到南洋的人,多数是经营生意,发发洋财,暂充侨领;到北京的人,十九喜欢埋头窗下,读书写作,做个文人。的确,当北京的人口不过百万左右的时候,城里城外的教授与学生数目,几达十万名,尔雅温文,弦歌不辍,漫说学生们多以未来的大文豪大学者自命,甚至三轮车夫和老妈子因为看惯书报的关系,讲起话来多是顺理成章,连一点俗气也没有。
为什么到北京的人都喜欢读书呢?因为北京是六百年来的中国的京都,根据“争名于朝”的原则,各省名士都历尽万苦千辛,跑到北京来一显身手。得志的人,平步上青云;失意的人,低首下心地回到老家去,让下一辈的同乡志士再来尝试。新陈代谢,适者生存。那些在北京逗留下来的人多少总有一些特殊的技能或丰富的知识。为着保持既得的地位,或者再往上爬起见,他们必须多买书、多读书。私人藏书之多,已经蔚为良好的学风;公共图书的设立,更是嘉惠士林的圣地。
北京学校林立,无论小学、中学、大学,都有图书馆;而北京大学、燕京大学、清华大学的藏书的丰富,已经给各校的教授和学生以极大的便利。这且不提,我们只说这个代表全国的北京图书馆。
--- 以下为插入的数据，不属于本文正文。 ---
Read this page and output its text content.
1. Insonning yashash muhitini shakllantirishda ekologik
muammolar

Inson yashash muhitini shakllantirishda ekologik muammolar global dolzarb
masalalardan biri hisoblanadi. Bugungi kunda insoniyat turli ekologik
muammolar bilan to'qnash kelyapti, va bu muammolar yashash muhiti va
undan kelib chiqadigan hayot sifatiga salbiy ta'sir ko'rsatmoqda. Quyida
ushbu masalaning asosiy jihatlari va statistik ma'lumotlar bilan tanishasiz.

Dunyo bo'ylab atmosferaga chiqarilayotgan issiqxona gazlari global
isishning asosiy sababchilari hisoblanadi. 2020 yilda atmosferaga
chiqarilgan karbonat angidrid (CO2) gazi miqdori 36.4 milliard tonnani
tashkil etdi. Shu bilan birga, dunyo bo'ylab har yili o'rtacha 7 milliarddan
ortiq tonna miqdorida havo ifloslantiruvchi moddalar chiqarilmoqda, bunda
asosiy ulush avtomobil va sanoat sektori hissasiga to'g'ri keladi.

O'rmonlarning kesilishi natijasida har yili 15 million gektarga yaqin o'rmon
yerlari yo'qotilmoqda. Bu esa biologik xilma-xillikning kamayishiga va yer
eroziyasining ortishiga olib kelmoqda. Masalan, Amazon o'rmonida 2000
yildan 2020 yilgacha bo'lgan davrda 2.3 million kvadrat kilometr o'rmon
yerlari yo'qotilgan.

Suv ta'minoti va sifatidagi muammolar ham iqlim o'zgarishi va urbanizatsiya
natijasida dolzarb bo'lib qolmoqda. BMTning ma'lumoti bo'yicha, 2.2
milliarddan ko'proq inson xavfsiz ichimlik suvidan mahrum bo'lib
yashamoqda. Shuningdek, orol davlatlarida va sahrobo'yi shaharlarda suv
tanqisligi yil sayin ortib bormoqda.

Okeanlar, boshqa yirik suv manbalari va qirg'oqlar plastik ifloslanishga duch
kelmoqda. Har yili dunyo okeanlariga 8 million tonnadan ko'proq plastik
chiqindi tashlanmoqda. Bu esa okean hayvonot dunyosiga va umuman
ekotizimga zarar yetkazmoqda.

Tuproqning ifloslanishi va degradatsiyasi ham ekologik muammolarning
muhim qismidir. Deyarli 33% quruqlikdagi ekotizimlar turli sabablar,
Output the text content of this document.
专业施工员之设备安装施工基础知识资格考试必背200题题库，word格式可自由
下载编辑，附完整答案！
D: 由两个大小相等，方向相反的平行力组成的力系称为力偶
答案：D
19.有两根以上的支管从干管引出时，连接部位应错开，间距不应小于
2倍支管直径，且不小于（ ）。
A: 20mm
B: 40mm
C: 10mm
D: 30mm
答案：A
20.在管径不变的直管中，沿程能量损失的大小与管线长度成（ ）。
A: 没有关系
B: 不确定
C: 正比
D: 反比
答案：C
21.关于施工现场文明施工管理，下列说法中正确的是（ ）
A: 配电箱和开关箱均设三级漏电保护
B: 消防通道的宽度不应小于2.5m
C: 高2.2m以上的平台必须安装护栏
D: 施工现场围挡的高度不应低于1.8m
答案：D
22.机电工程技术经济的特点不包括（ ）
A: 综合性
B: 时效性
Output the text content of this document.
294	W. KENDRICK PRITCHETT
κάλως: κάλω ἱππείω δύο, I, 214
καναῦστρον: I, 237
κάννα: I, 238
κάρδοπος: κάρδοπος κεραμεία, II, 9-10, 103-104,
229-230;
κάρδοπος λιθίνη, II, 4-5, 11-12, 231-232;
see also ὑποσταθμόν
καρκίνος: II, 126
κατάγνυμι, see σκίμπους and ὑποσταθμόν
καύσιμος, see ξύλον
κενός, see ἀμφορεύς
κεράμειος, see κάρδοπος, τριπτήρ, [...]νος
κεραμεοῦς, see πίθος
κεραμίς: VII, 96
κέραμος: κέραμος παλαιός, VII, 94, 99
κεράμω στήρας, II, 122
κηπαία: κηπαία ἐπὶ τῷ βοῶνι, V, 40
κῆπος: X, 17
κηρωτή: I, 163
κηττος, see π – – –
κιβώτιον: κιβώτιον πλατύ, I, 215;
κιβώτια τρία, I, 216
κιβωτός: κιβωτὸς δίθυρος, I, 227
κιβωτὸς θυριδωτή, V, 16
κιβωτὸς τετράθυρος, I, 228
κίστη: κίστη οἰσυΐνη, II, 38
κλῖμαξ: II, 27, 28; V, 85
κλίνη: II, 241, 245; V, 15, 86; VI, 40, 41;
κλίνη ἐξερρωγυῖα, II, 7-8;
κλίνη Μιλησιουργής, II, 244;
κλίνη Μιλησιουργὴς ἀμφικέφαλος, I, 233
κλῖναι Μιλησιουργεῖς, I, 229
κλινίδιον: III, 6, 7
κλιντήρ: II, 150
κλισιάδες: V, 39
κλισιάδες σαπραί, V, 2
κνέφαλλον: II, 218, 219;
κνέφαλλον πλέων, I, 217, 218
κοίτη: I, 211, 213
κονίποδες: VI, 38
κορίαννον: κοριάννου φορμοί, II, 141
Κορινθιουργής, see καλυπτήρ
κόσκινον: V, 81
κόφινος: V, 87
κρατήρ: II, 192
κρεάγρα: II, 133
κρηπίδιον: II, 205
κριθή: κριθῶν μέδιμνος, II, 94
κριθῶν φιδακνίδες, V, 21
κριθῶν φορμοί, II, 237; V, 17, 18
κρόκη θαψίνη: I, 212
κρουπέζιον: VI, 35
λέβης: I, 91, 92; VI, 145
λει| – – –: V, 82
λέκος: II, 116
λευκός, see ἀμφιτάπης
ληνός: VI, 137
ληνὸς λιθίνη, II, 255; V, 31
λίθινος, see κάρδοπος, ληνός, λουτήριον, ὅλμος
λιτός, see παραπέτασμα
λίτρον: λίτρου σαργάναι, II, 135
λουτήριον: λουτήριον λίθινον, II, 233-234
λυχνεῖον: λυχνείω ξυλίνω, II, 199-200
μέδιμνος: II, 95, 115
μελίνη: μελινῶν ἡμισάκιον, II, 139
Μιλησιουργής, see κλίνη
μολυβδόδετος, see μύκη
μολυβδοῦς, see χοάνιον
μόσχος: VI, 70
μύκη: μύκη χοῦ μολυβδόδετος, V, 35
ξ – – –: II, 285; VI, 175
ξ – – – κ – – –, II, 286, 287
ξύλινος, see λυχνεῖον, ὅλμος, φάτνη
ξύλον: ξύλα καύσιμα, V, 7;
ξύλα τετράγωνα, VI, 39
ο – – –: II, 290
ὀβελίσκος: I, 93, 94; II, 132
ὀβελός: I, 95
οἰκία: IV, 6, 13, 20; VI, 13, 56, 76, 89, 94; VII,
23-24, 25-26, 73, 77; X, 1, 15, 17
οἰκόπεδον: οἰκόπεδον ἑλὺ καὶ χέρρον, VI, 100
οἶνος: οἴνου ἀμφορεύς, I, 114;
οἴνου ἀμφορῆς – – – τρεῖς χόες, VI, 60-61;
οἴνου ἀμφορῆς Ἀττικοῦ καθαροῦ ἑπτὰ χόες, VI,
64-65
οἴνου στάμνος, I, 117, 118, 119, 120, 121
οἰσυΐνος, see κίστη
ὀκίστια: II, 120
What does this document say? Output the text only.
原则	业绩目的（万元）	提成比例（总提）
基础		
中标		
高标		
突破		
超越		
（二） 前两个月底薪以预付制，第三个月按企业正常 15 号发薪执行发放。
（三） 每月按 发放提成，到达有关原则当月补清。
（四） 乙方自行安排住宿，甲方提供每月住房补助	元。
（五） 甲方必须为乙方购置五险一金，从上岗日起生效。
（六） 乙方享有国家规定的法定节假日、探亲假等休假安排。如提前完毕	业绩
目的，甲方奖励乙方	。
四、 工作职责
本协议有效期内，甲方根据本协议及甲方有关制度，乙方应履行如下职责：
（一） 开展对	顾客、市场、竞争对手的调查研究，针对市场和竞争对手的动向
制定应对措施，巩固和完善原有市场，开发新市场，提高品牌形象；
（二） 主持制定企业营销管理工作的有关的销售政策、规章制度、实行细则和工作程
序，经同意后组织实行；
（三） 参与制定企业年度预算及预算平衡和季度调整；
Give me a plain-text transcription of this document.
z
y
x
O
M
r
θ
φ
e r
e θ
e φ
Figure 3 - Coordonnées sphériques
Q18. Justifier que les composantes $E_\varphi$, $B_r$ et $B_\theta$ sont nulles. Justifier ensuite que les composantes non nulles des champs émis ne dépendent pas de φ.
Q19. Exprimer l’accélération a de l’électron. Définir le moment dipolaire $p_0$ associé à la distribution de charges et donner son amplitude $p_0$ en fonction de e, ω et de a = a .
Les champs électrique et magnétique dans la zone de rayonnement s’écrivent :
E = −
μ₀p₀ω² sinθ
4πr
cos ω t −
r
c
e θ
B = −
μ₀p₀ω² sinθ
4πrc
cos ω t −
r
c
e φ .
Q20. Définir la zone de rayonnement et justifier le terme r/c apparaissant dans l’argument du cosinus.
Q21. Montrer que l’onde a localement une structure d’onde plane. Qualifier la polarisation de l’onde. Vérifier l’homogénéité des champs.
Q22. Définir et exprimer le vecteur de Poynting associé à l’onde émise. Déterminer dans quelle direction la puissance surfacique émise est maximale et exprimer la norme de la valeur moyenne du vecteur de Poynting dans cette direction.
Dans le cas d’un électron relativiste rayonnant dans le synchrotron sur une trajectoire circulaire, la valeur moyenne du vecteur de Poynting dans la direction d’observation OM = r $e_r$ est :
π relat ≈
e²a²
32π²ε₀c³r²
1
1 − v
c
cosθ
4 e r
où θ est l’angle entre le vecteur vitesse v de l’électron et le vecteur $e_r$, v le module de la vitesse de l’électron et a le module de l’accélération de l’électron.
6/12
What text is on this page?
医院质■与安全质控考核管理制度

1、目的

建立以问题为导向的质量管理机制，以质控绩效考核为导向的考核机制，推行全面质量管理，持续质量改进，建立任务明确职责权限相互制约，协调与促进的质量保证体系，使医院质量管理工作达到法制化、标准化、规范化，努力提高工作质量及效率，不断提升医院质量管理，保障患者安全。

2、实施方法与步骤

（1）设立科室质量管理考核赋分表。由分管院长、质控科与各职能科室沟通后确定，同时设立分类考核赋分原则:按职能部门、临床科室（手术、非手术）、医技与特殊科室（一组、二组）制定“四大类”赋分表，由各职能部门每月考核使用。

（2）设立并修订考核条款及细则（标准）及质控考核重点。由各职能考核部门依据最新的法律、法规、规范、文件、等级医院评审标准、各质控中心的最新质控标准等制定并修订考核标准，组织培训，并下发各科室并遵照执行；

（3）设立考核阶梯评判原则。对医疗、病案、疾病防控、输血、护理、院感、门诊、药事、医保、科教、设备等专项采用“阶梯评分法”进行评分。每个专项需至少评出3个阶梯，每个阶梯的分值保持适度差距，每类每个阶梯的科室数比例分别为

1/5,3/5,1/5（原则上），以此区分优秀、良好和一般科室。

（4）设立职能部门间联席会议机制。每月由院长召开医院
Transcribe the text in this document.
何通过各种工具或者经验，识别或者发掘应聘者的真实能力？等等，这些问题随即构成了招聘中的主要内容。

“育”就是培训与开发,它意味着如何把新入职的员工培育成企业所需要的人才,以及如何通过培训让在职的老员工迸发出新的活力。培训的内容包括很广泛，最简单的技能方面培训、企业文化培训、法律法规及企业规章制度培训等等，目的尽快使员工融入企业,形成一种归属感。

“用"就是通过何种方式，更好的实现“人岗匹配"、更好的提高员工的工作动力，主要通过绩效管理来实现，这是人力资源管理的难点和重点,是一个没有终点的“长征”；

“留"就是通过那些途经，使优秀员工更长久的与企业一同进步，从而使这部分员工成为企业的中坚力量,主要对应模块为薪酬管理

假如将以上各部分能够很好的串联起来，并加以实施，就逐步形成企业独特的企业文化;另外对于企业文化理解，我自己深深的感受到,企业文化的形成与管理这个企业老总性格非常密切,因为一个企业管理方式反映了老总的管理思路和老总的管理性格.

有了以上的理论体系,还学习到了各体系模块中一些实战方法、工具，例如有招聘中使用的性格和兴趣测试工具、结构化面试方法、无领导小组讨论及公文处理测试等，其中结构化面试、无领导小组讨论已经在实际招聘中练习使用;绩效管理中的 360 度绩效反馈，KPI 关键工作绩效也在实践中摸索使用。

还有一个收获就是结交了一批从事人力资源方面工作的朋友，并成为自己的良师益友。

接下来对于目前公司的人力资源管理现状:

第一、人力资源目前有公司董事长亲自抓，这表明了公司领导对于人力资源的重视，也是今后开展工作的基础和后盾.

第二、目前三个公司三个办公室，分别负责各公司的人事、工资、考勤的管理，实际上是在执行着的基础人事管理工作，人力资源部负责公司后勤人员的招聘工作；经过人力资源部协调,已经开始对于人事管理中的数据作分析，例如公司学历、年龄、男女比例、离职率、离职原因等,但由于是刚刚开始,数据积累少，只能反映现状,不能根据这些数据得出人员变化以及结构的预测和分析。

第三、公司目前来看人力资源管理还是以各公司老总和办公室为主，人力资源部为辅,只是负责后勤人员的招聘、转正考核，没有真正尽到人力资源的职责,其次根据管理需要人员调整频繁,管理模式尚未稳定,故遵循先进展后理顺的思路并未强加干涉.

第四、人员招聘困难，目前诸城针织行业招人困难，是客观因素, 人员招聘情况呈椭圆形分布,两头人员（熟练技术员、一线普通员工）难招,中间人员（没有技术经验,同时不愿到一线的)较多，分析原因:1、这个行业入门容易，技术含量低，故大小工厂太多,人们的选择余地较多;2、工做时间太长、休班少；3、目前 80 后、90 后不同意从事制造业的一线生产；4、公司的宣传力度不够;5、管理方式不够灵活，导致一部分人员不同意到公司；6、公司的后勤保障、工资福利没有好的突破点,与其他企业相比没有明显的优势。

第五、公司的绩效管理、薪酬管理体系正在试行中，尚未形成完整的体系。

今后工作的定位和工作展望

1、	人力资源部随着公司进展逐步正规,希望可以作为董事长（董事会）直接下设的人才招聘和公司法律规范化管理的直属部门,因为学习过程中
假如你从西四牌楼动身,经西安门,而往三座门跑,当你快达到北海和中南海公园间的玉桥的时候,你不禁给马路左边的六扇宫殿式的朱红的大门吸引住。大门的中央悬挂着“国立北京图书馆”的匾额。一进大门,你便踏进广大的庭院,院子的前后左右,到处是花园。花园周围完全用常青的灌木围住,一年四季都有好花在争妍斗艳地开放着。从北京城每个角落到图书馆来看书的人,在呼吸新鲜的空气及饱看秀丽的花草树木后,他早已把庸俗的观念洗涤得一干二净了。
图书馆的大厦为中西合璧的建筑,屋顶为碧绿的琉璃瓦,朱门玉户,画栋雕梁,好一个豪华富贵的派头。这个大厦为“工”字型的建筑,前面为阅览室。阅览室高两层,楼上为普通阅览室,柚木的桌椅,嵌木块的地板,地板上用油蜡擦得又光又亮,猛不提防,几乎摔了一跤。窗明几净,清风徐来,倾耳静听,万籁无声,每个人都倾全力来探讨他所注意的问题,读到会心处,便振笔直书,然后把他的稿子由报章、杂志、单行本,传达到各国各地的读者。
阅览室的楼下分为左右两翼,左翼为杂志阅览室及会客厅,右翼为古董陈列室及善本阅览室。杂志室陈列了一两千种杂志,这是中国及世界各国最新文化的结晶。老实说,当著名的作家和学者没有出书之前,他们的作品多数先交给权威杂志去发表,所以我们如研究国际时事及各部门的艺术学术的发展,必须先读杂志。
古董陈列室所陈列的东西是时常更换的,有时候陈列海内孤本的书籍,或名人的信札稿本;有的时候陈列新出土的陶器或铁器。我个人所得的印象最深的,还是郑颖孙先生所收藏的古琴展览会,那种类的繁多,形式的复杂,几乎使每个观众大开眼界,同时,使人知道我们的祖先的确有最光荣的历史传统,只要后人肯努力,许多宝贵的遗产都可以变成我们的资本。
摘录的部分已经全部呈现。